# My other baby.



## jasugar (Feb 2, 2010)

This is Winnifred, my sweet bunbun. According to the breeder, she's part lop part rex (accidental litter). Her ears are a total riot. One will hang kinda lopsided while the other is straight up, both will lop, both will stand up, it's like she has bad hair days. She's probably one of the most ornery animals on the face of the earth. She pretty much only loves myself & my boyfriend. But when she loves, she really loves! She'll take naps in my lap and loooooooves frozen carrots. She's quite a bit bigger than this now, this was when I first got her. 

Her favourite thing to do is binky ALL over my room. She leaves no square inch un-binkyed.


----------



## Carina (Jul 28, 2009)

Aaww he's really cute.
I love the little bell he's wearing!


----------



## psycho_ash (Sep 27, 2009)

Oh she's beautiful!
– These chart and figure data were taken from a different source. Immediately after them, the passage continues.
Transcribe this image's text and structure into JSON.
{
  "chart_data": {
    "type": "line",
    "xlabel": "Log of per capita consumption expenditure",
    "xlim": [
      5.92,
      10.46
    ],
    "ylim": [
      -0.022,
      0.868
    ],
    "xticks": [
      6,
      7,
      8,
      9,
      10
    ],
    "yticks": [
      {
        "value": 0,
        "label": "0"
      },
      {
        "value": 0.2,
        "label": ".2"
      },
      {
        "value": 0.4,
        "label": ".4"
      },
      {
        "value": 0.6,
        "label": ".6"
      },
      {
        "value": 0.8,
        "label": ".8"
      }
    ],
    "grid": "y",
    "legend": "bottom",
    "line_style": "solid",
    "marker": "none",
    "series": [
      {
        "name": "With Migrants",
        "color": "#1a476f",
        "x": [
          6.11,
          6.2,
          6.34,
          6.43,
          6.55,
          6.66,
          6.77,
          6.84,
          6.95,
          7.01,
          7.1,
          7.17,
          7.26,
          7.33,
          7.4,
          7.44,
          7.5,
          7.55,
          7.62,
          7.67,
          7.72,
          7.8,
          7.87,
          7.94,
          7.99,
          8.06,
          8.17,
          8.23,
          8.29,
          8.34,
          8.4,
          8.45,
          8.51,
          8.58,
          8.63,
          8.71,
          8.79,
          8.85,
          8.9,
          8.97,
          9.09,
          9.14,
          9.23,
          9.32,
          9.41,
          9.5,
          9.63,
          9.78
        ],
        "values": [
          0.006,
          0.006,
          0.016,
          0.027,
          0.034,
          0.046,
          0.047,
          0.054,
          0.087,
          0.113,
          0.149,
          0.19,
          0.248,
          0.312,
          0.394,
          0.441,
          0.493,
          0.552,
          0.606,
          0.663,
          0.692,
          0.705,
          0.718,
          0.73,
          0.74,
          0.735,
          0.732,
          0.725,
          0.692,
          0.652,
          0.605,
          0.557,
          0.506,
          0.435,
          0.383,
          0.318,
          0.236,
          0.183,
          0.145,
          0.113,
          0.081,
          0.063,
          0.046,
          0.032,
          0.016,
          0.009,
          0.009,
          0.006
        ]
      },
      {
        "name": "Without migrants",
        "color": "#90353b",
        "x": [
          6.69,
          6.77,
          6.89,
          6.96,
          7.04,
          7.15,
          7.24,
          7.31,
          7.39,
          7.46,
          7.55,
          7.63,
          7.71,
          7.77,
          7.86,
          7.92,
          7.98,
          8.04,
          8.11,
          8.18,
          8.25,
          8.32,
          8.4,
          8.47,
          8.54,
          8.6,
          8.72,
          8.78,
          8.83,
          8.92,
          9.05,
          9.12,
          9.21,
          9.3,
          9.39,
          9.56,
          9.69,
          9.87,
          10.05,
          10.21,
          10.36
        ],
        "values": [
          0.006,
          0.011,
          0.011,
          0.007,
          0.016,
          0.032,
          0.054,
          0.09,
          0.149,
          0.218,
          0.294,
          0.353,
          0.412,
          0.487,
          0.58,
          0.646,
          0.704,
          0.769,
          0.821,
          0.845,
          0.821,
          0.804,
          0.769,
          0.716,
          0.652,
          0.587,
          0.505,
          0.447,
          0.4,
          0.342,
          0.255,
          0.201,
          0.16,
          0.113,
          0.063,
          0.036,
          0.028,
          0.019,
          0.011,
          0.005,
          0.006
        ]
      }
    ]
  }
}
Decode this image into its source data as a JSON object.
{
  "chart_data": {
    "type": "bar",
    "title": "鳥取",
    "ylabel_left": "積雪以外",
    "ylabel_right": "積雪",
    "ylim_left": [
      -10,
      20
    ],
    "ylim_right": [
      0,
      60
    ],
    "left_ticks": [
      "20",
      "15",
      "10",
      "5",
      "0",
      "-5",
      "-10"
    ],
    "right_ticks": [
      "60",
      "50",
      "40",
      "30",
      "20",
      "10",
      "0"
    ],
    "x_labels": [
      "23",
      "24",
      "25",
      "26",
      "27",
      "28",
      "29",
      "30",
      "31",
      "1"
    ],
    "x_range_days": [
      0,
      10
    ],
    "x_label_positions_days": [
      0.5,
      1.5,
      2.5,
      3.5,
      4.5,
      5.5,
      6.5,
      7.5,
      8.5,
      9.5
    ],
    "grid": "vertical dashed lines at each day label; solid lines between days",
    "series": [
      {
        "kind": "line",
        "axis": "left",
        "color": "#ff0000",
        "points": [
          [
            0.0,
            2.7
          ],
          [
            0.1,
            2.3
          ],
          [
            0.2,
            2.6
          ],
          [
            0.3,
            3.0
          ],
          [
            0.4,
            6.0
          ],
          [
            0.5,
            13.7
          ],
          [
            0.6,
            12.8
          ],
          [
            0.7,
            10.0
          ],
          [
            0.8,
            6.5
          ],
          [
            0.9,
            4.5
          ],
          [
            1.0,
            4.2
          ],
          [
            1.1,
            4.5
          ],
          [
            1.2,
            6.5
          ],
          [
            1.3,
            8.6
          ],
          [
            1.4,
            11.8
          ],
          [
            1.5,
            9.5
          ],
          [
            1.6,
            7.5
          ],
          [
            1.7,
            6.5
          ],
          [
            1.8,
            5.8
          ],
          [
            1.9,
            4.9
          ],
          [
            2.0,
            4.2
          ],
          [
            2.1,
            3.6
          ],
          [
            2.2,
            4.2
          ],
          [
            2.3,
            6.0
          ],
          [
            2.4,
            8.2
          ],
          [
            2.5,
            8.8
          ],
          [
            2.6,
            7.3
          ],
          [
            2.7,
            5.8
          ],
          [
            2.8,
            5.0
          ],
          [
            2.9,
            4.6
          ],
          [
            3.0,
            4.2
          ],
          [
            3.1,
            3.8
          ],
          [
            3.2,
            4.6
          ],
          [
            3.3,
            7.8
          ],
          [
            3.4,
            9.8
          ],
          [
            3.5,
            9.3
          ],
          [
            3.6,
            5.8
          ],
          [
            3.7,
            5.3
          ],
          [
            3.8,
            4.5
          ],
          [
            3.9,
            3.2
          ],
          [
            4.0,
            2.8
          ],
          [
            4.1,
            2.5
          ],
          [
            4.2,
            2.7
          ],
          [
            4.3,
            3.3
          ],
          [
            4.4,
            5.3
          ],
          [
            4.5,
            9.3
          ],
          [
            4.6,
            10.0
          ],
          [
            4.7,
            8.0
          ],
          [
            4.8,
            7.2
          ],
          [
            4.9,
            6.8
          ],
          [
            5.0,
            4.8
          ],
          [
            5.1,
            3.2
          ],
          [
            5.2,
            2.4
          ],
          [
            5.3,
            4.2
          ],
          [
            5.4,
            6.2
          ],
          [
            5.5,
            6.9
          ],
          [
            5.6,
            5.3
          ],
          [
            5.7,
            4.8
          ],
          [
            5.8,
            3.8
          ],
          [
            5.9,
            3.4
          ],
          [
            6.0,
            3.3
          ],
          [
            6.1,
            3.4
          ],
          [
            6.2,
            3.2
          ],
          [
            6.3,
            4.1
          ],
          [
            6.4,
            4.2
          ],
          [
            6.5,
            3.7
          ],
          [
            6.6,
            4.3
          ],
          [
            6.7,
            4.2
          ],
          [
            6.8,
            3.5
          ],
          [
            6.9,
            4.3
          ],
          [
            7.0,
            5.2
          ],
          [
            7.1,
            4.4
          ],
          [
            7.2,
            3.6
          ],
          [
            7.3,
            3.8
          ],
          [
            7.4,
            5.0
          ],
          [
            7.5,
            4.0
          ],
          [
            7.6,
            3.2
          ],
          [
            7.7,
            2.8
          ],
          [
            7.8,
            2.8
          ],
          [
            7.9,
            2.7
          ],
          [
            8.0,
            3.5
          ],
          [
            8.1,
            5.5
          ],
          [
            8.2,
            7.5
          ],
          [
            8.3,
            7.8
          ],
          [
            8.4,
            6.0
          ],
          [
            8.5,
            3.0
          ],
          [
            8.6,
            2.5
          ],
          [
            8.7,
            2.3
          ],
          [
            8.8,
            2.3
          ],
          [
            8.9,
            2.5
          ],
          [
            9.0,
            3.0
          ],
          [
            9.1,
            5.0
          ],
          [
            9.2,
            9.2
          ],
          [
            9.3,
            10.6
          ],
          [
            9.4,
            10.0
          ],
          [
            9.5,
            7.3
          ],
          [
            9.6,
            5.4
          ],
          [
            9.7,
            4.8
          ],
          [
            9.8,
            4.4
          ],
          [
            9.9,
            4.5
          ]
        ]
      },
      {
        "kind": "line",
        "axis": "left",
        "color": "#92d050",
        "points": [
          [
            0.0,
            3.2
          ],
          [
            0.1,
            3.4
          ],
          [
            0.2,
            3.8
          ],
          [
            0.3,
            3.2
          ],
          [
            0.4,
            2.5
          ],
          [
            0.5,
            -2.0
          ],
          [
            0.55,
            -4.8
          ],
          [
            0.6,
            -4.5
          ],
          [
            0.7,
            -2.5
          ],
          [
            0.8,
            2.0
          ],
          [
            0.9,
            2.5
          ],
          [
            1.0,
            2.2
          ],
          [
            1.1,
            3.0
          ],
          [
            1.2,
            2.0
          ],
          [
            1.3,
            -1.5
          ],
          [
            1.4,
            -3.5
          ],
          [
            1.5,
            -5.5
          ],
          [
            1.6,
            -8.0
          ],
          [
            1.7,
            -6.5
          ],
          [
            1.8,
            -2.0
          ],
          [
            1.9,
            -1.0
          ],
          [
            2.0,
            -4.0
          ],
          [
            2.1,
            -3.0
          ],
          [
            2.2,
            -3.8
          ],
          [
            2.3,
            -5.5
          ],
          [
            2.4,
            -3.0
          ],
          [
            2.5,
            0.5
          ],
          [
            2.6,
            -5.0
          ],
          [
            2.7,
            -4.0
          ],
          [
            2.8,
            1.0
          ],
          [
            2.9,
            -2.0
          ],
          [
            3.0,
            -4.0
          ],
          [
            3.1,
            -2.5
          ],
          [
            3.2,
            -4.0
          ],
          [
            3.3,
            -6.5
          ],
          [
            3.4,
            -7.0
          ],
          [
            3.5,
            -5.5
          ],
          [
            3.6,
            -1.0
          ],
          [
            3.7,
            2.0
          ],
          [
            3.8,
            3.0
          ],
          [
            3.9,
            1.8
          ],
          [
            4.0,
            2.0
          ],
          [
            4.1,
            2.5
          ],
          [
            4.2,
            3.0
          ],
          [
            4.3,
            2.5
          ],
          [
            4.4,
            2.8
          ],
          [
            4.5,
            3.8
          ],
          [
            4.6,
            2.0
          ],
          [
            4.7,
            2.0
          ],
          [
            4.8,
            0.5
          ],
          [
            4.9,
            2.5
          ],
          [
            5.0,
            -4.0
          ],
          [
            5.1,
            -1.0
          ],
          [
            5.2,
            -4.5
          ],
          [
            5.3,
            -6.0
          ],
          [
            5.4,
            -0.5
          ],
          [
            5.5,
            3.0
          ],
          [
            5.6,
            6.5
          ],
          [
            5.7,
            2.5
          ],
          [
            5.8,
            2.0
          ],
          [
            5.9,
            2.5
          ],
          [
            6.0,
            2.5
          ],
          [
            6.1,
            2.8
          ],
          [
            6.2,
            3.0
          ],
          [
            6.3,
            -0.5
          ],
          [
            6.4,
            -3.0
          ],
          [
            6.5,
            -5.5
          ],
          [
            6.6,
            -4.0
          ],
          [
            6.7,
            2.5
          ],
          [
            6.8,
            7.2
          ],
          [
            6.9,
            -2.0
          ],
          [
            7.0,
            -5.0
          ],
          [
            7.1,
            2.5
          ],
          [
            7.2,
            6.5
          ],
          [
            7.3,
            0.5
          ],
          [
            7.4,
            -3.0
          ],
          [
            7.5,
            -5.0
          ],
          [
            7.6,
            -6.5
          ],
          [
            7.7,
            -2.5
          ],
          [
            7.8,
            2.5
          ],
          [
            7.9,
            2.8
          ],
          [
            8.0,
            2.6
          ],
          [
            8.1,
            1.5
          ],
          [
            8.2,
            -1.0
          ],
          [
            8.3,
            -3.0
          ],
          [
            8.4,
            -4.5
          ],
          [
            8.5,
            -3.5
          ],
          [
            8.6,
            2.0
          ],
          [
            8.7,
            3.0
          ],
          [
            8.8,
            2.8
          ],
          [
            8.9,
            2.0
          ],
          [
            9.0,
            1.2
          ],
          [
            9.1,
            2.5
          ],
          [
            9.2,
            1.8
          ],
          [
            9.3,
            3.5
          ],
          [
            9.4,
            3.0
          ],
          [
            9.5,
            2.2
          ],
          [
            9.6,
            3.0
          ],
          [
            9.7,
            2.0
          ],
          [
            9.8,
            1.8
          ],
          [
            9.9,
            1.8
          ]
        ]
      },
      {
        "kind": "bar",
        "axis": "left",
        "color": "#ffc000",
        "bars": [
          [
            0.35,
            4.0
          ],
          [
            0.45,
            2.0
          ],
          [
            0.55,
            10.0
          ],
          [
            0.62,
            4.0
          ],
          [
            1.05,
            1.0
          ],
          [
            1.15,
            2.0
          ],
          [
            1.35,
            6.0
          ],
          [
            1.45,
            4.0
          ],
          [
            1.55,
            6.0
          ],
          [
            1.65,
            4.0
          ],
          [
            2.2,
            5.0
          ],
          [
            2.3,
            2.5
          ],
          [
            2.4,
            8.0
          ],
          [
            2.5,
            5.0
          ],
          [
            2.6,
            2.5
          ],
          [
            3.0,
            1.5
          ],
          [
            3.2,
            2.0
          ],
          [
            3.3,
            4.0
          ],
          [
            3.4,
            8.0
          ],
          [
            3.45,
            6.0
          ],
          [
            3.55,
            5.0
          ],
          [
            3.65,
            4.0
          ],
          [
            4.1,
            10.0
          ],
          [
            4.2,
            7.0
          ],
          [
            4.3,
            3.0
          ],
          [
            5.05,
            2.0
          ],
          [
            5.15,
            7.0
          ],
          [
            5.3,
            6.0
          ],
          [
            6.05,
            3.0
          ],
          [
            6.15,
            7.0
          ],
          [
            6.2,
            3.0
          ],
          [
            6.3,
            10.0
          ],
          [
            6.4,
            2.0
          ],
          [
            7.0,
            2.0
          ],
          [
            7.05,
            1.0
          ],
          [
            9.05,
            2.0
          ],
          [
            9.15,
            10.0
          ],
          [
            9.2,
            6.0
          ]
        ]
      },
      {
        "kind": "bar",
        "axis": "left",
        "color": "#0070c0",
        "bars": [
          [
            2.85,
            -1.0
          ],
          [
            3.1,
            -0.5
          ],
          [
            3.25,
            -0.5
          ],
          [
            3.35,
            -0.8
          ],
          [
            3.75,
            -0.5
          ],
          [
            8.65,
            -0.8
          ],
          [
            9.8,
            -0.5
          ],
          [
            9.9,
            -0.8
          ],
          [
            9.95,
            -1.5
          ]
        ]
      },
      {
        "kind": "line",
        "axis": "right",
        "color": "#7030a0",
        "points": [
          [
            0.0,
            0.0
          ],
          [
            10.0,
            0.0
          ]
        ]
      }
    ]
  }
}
I also like that bell... that picture is so pretty. 

What does it mean, she binkys?


----------



## jasugar (Feb 2, 2010)

A binky is pretty much like a happy jump rabbits do when they're excited & happy.  Kind of like a ratty's bruxing, but much more obvious.

http://www.youtube.com/watch?v=fnQGghgiiwI&feature=related <-- here's a video of it. It's quite precious.  They look so carefree.


----------



## thyme (May 25, 2009)

She's absolutely adorable. Now I miss having buns - my last one passed away last April.


----------



## PixieRei (May 22, 2010)

Absolutely gorgeous!


----------